More intelligence, quicker decisions
The modern CPO might be facing a juggling act when it comes to business priorities, but the application of smart procurement technologies allow them to operate intelligently, and to quickly make informed decisions on a multitude of issues. With unified data, automation and a 360-degree view of suppliers in place, smarter procurement gives the modern CPO the tools to monitor risk, unleash innovation and ensure compliance.
CPOs are empowered to assess suppliers effectively and determine the best options for co-innovation in a way where the greater dependence on certain suppliers of choice does not increase risk.

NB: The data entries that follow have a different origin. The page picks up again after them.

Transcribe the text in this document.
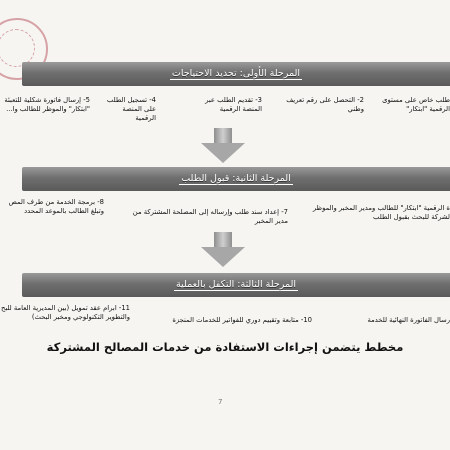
المرحلة الأولى: تحديد الاحتياجات
طلب خاص على مستوى
الرقمية "ابتكار"
2- التحصل على رقم تعريف وطني
3- تقديم الطلب عبر المنصة الرقمية
4- تسجيل الطلب على المنصة الرقمية
5- إرسال فاتورة شكلية للتعبئة "ابتكار" والموظر للطالب وا...
المرحلة الثانية: قبول الطلب
ة الرقمية "ابتكار" للطالب ومدير المخبر والموظر
لشركة للبحث بقبول الطلب
7- إعداد سند طلب وإرساله إلى المصلحة المشتركة من مدير المخبر
8- برمجة الخدمة من طرف المص
وتبلغ الطالب بالموعد المحدد
المرحلة الثالثة: التكفل بالعملية
رسال الفاتورة النهائية للخدمة
10- متابعة وتقييم دوري للفواتير للخدمات المنجزة
11- ابرام عقد تمويل (بين المديرية العامة للبح
والتطوير التكنولوجي ومخبر البحث)
مخطط يتضمن إجراءات الاستفادة من خدمات المصالح المشتركة
7
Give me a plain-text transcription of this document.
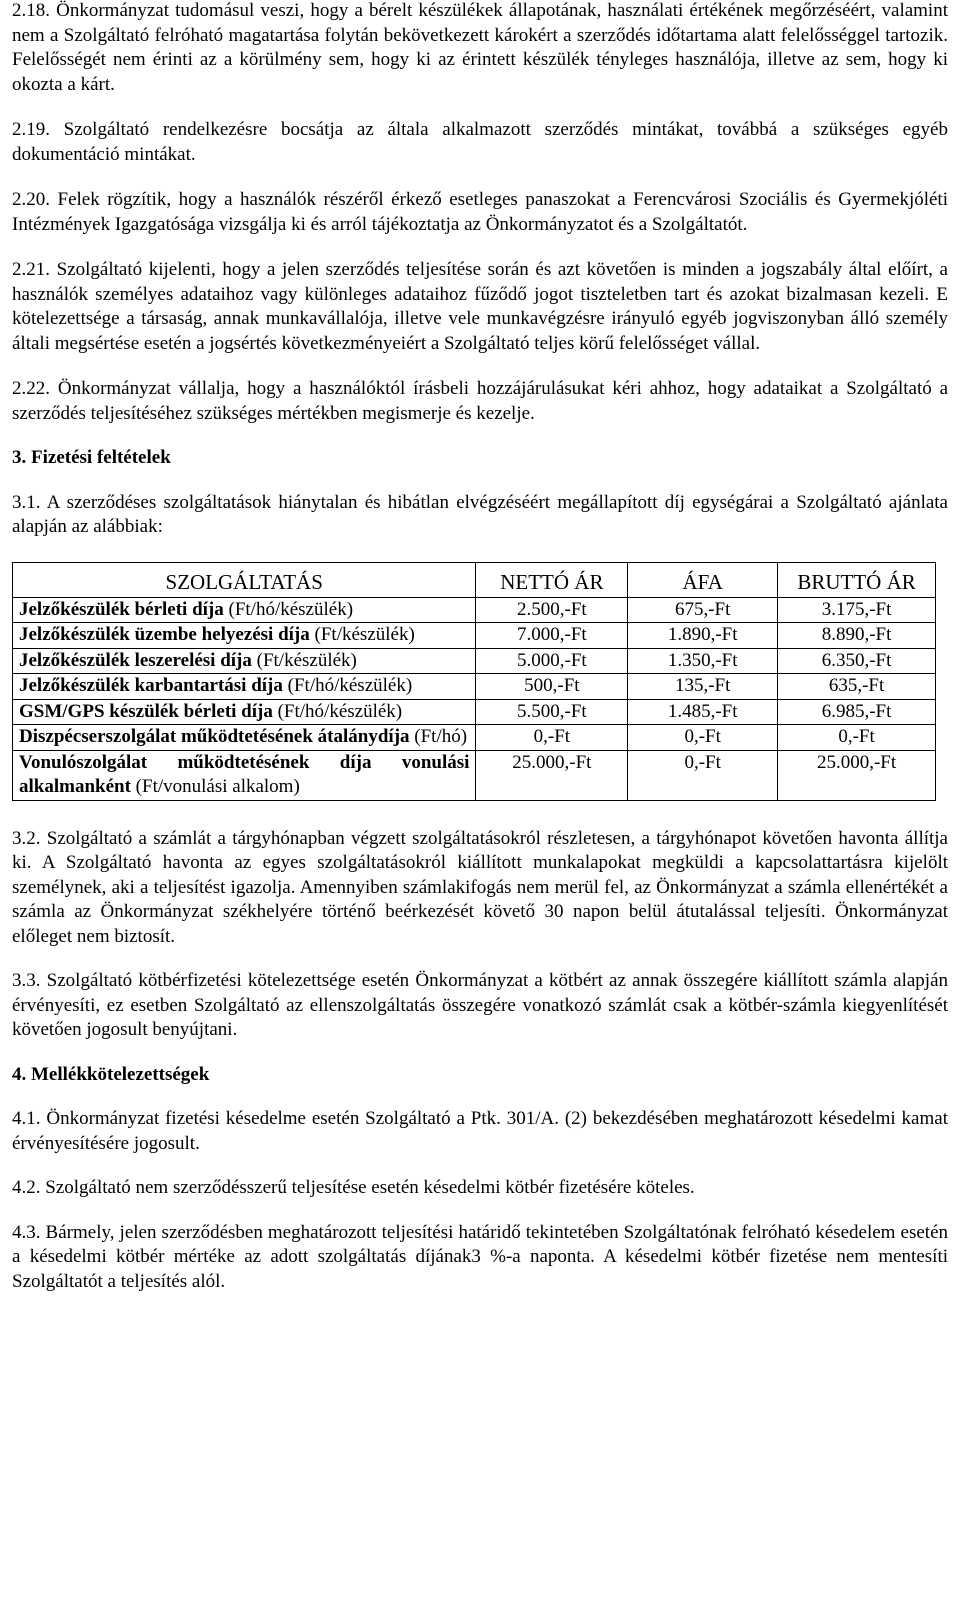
2.18. Önkormányzat tudomásul veszi, hogy a bérelt készülékek állapotának, használati értékének megőrzéséért, valamint nem a Szolgáltató felróható magatartása folytán bekövetkezett károkért a szerződés időtartama alatt felelősséggel tartozik. Felelősségét nem érinti az a körülmény sem, hogy ki az érintett készülék tényleges használója, illetve az sem, hogy ki okozta a kárt.

2.19. Szolgáltató rendelkezésre bocsátja az általa alkalmazott szerződés mintákat, továbbá a szükséges egyéb dokumentáció mintákat.

2.20. Felek rögzítik, hogy a használók részéről érkező esetleges panaszokat a Ferencvárosi Szociális és Gyermekjóléti Intézmények Igazgatósága vizsgálja ki és arról tájékoztatja az Önkormányzatot és a Szolgáltatót.

2.21. Szolgáltató kijelenti, hogy a jelen szerződés teljesítése során és azt követően is minden a jogszabály által előírt, a használók személyes adataihoz vagy különleges adataihoz fűződő jogot tiszteletben tart és azokat bizalmasan kezeli. E kötelezettsége a társaság, annak munkavállalója, illetve vele munkavégzésre irányuló egyéb jogviszonyban álló személy általi megsértése esetén a jogsértés következményeiért a Szolgáltató teljes körű felelősséget vállal.

2.22. Önkormányzat vállalja, hogy a használóktól írásbeli hozzájárulásukat kéri ahhoz, hogy adataikat a Szolgáltató a szerződés teljesítéséhez szükséges mértékben megismerje és kezelje.

3. Fizetési feltételek

3.1. A szerződéses szolgáltatások hiánytalan és hibátlan elvégzéséért megállapított díj egységárai a Szolgáltató ajánlata alapján az alábbiak:

SZOLGÁLTATÁS	NETTÓ ÁR	ÁFA	BRUTTÓ ÁR
Jelzőkészülék bérleti díja (Ft/hó/készülék)	2.500,-Ft	675,-Ft	3.175,-Ft
Jelzőkészülék üzembe helyezési díja (Ft/készülék)	7.000,-Ft	1.890,-Ft	8.890,-Ft
Jelzőkészülék leszerelési díja (Ft/készülék)	5.000,-Ft	1.350,-Ft	6.350,-Ft
Jelzőkészülék karbantartási díja (Ft/hó/készülék)	500,-Ft	135,-Ft	635,-Ft
GSM/GPS készülék bérleti díja (Ft/hó/készülék)	5.500,-Ft	1.485,-Ft	6.985,-Ft
Diszpécserszolgálat működtetésének átalánydíja (Ft/hó)	0,-Ft	0,-Ft	0,-Ft
Vonulószolgálat működtetésének díja vonulási alkalmanként (Ft/vonulási alkalom)	25.000,-Ft	0,-Ft	25.000,-Ft

3.2. Szolgáltató a számlát a tárgyhónapban végzett szolgáltatásokról részletesen, a tárgyhónapot követően havonta állítja ki. A Szolgáltató havonta az egyes szolgáltatásokról kiállított munkalapokat megküldi a kapcsolattartásra kijelölt személynek, aki a teljesítést igazolja. Amennyiben számlakifogás nem merül fel, az Önkormányzat a számla ellenértékét a számla az Önkormányzat székhelyére történő beérkezését követő 30 napon belül átutalással teljesíti. Önkormányzat előleget nem biztosít.

3.3. Szolgáltató kötbérfizetési kötelezettsége esetén Önkormányzat a kötbért az annak összegére kiállított számla alapján érvényesíti, ez esetben Szolgáltató az ellenszolgáltatás összegére vonatkozó számlát csak a kötbér-számla kiegyenlítését követően jogosult benyújtani.

4. Mellékkötelezettségek

4.1. Önkormányzat fizetési késedelme esetén Szolgáltató a Ptk. 301/A. (2) bekezdésében meghatározott késedelmi kamat érvényesítésére jogosult.

4.2. Szolgáltató nem szerződésszerű teljesítése esetén késedelmi kötbér fizetésére köteles.

4.3. Bármely, jelen szerződésben meghatározott teljesítési határidő tekintetében Szolgáltatónak felróható késedelem esetén a késedelmi kötbér mértéke az adott szolgáltatás díjának3 %-a naponta. A késedelmi kötbér fizetése nem mentesíti Szolgáltatót a teljesítés alól.
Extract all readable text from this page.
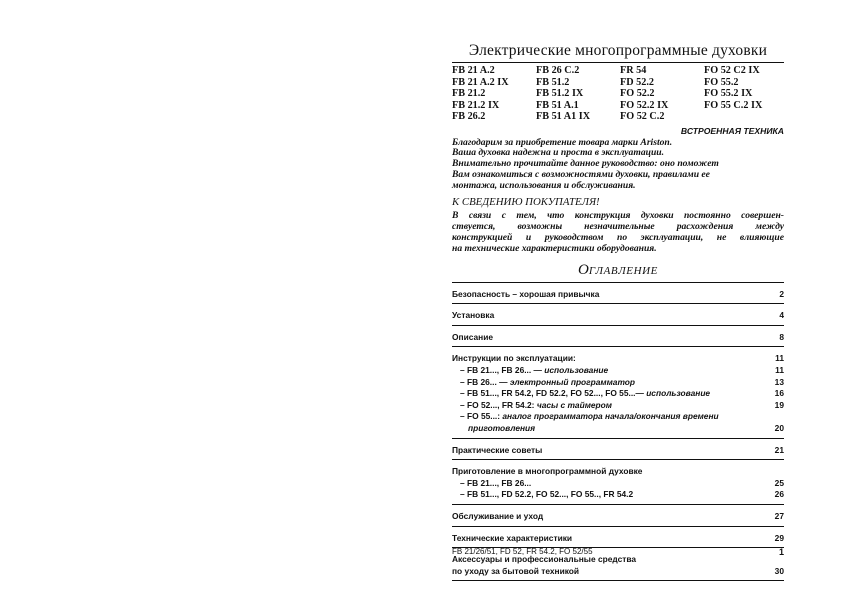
Электрические многопрограммные духовки
FB 21 A.2	FB 26 C.2	FR 54	FO 52 C2 IX
FB 21 A.2 IX	FB 51.2	FD 52.2	FO 55.2
FB 21.2	FB 51.2 IX	FO 52.2	FO 55.2 IX
FB 21.2 IX	FB 51 A.1	FO 52.2 IX	FO 55 C.2 IX
FB 26.2	FB 51 A1 IX	FO 52 C.2
ВСТРОЕННАЯ ТЕХНИКА
Благодарим за приобретение товара марки Ariston.
Ваша духовка надежна и проста в эксплуатации.
Внимательно прочитайте данное руководство: оно поможет
Вам ознакомиться с возможностями духовки, правилами ее
монтажа, использования и обслуживания.
К СВЕДЕНИЮ ПОКУПАТЕЛЯ!
В связи с тем, что конструкция духовки постоянно совершен-
ствуется, возможны незначительные расхождения между
конструкцией и руководством по эксплуатации, не влияющие
на технические характеристики оборудования.
ОГЛАВЛЕНИЕ
Безопасность – хорошая привычка	2
Установка	4
Описание	8
Инструкции по эксплуатации:	11
– FB 21..., FB 26... — использование	11
– FB 26... — электронный программатор	13
– FB 51..., FR 54.2, FD 52.2, FO 52..., FO 55...— использование	16
– FO 52..., FR 54.2: часы с таймером	19
– FO 55...: аналог программатора начала/окончания времени
приготовления	20
Практические советы	21
Приготовление в многопрограммной духовке
– FB 21..., FB 26...	25
– FB 51..., FD 52.2, FO 52..., FO 55.., FR 54.2	26
Обслуживание и уход	27
Технические характеристики	29
Аксессуары и профессиональные средства
по уходу за бытовой техникой	30
FB 21/26/51, FD 52, FR 54.2, FO 52/55	1
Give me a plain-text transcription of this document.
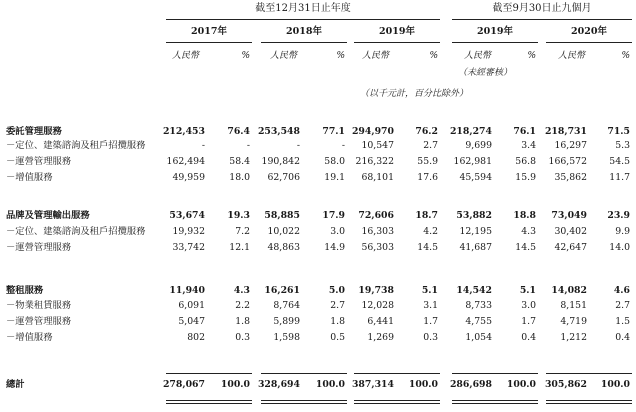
截至12月31日止年度	截至9月30日止九個月
2017年	2018年	2019年	2019年	2020年
人民幣	% 人民幣	% 人民幣	%	人民幣	% 人民幣	%
（未經審核）
（以千元計，百分比除外）
委託管理服務	212,453	76.4 253,548	77.1 294,970	76.2	218,274	76.1 218,731	71.5
－定位、建築諮詢及租戶招攬服務	-	-	-	-	10,547	2.7	9,699	3.4	16,297	5.3
－運營管理服務	162,494	58.4	190,842	58.0	216,322	55.9	162,981	56.8	166,572	54.5
－增值服務	49,959	18.0	62,706	19.1	68,101	17.6	45,594	15.9	35,862	11.7
品牌及管理輸出服務	53,674	19.3	58,885	17.9	72,606	18.7	53,882	18.8	73,049	23.9
－定位、建築諮詢及租戶招攬服務	19,932	7.2	10,022	3.0	16,303	4.2	12,195	4.3	30,402	9.9
－運營管理服務	33,742	12.1	48,863	14.9	56,303	14.5	41,687	14.5	42,647	14.0
整租服務	11,940	4.3	16,261	5.0	19,738	5.1	14,542	5.1	14,082	4.6
－物業租賃服務	6,091	2.2	8,764	2.7	12,028	3.1	8,733	3.0	8,151	2.7
－運營管理服務	5,047	1.8	5,899	1.8	6,441	1.7	4,755	1.7	4,719	1.5
－增值服務	802	0.3	1,598	0.5	1,269	0.3	1,054	0.4	1,212	0.4
總計	278,067	100.0 328,694	100.0 387,314	100.0	286,698	100.0 305,862	100.0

>See also: Procurement goes digital: technology, talent and insight
CPOs will also be able to proactively monitor risk and implement alerts for risk factors, considering internal performance assessments, supplier-provided information (e.g. certifications), and 3rd party data (e.g. predictive risk scores, geopolitical or environmental alerts). In addition, smart procurement enables the breadth and depth of collaboration required to ensure compliance with current and future regulations.
As 2018 continues to unfold, we are likely to see a barrage of risk factors, regulatory changes, and greater demand for innovation that the CPO, powered by smart procurement technology, will be able to tackle with minimal fuss.